Maldives Industrial Fisheries Company (MIFCO), the wholly state-owned enterprise (SOE) set up to support the local fisheries industry by purchasing, processing and exporting as well as marketing, fish and fishery products of Maldivian origin, has four options to relieve itself of the nearly MVR 2.5 billion debt, according to the World Bank.

MIFCO, which had been spun off into its own separate entity from the state’s main trading SOE, State Trading Organization (STO), has been consistently in debt, and receiving funding via the national budget, because the company has to buy fish at margins which do no reconcile with global market prices even as local fishing vessels continue to receive government fuel subsidies.

The World Bank’s ‘Maldives Country Environmental Analysis – Towards a More Sustainable and Resilient Economy’ noted that there have always been concerns about MIFCO’s financial viability as an SOE.

Although it has the potential to become a profitable company, MIFCO is in debt due to falling global fish prices, rising fuel prices, and high interest rates on their loans, the publication noted. The administration is responsible for paying the debt and thus far the changes, across multiple administrations, to make MIFCO profitable have not been successful, the publication states.

MIFCO’s financial standing has not improved since the Mohamed Nasheed administration initially split up the company’s factories and facilities into separate companies under STO. The World Bank said MIFCO’s financial standing has worsened due to the increase in fish prices and high operating costs at the expense of protect the interests of fishermen.

Despite the expansion of MIFCO’s facilities aimed at increasing fish exports, management inefficiencies have made it difficult for MIFCO to make a profit while the company selling to intermediaries instead of direct to markets also eats into profitability.

The World Bank proposed four solutions for MIFCO to make it out of the red and achieve profitability.

One option is to maintain MIFCO under STO with ‘enhanced capacities’ which would have MIFCO remain a subsidiary of STO, with a focus on expanding its value addition capabilities. According to the World Bank, such an approach would seek to increase revenue 30 percent by having the company reduce exporting fresh and frozen fish products while increasing canned fish production.

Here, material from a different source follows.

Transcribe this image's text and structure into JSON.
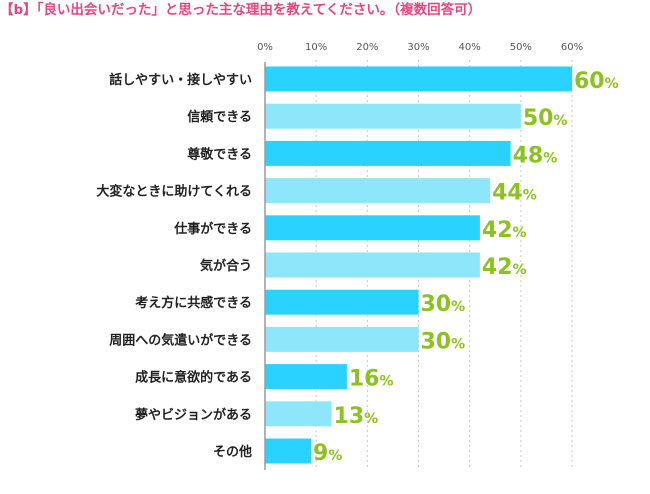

Challenges to implementing such policies include the high operating costs of MIFCO and the lack of access to sell to European and American markets. Privately held fisheries companies in the Maldives sell to such markets but this might not immediately translate to MIFCO being able to increase sales similar to these companies, the World Bank noted.

Another option is to privatise MIFCO and introduce direct subsidies to fishermen, the international financial organisation said.

Based on its history and experience, the World Bank says privatisation requires several important considerations; including whether MIFCO can be privatised as a whole or as three or more separate companies, or whether the company should go public, by offering shares publicly, and thereby injecting added value.

The company, after privatisation, should additionally continue to purchase fish with a minimum rate set by the administration, the World Bank advised, adding that the privatisation of MIFCO will relieve the company’s financial burden and overcome the difficulties faced by the government in paying its debts.

However, likelihood is high that privatisation would also drive down the purchase price of fish which would mean the government would have to subsidise fishermen directly.

A further option is to turn MIFCO into an operationally independent public limited company, the World Bank suggested.

MIFCO would then be listed on the stock market and thus structured to operate under considerable autonomy and independent management. The main focus would be on strengthening the company’s operations and reducing costs after which the company could gradually offer increased shares to private investors, the World Bank suggested.

The institution, however, recognised the possibility that such a move may be politically difficult but also pointed out that it would enable MIFCO to buy fish from fishermen at a fair price without government intervention.

This approach could go on to discourage private companies from investing in the fishing industry, the World Bank noted as a potential drawback.

Yet another, final, option proposed by the World Bank is the separation of the fish purchasing operation from the other more commercial operations; one portion would provide cold storage services, while another portion would process, market, and sell the fish.

This would divorce MIFCO’s social responsibilities from its profitability considerations and allow fishermen to receive a larger share of the industry’s profits, the World Bank said.

The buying entity will then become a monopoly and work for the entity which packages, promotes and sells, the World Bank suggested, highlighting that government projects to increase cold storages will, as such, reduce cost and waste.

Each of the proposals should be carefully studied and decisions should factor in not just financial implications, but should also account for social impact, the World Bank said.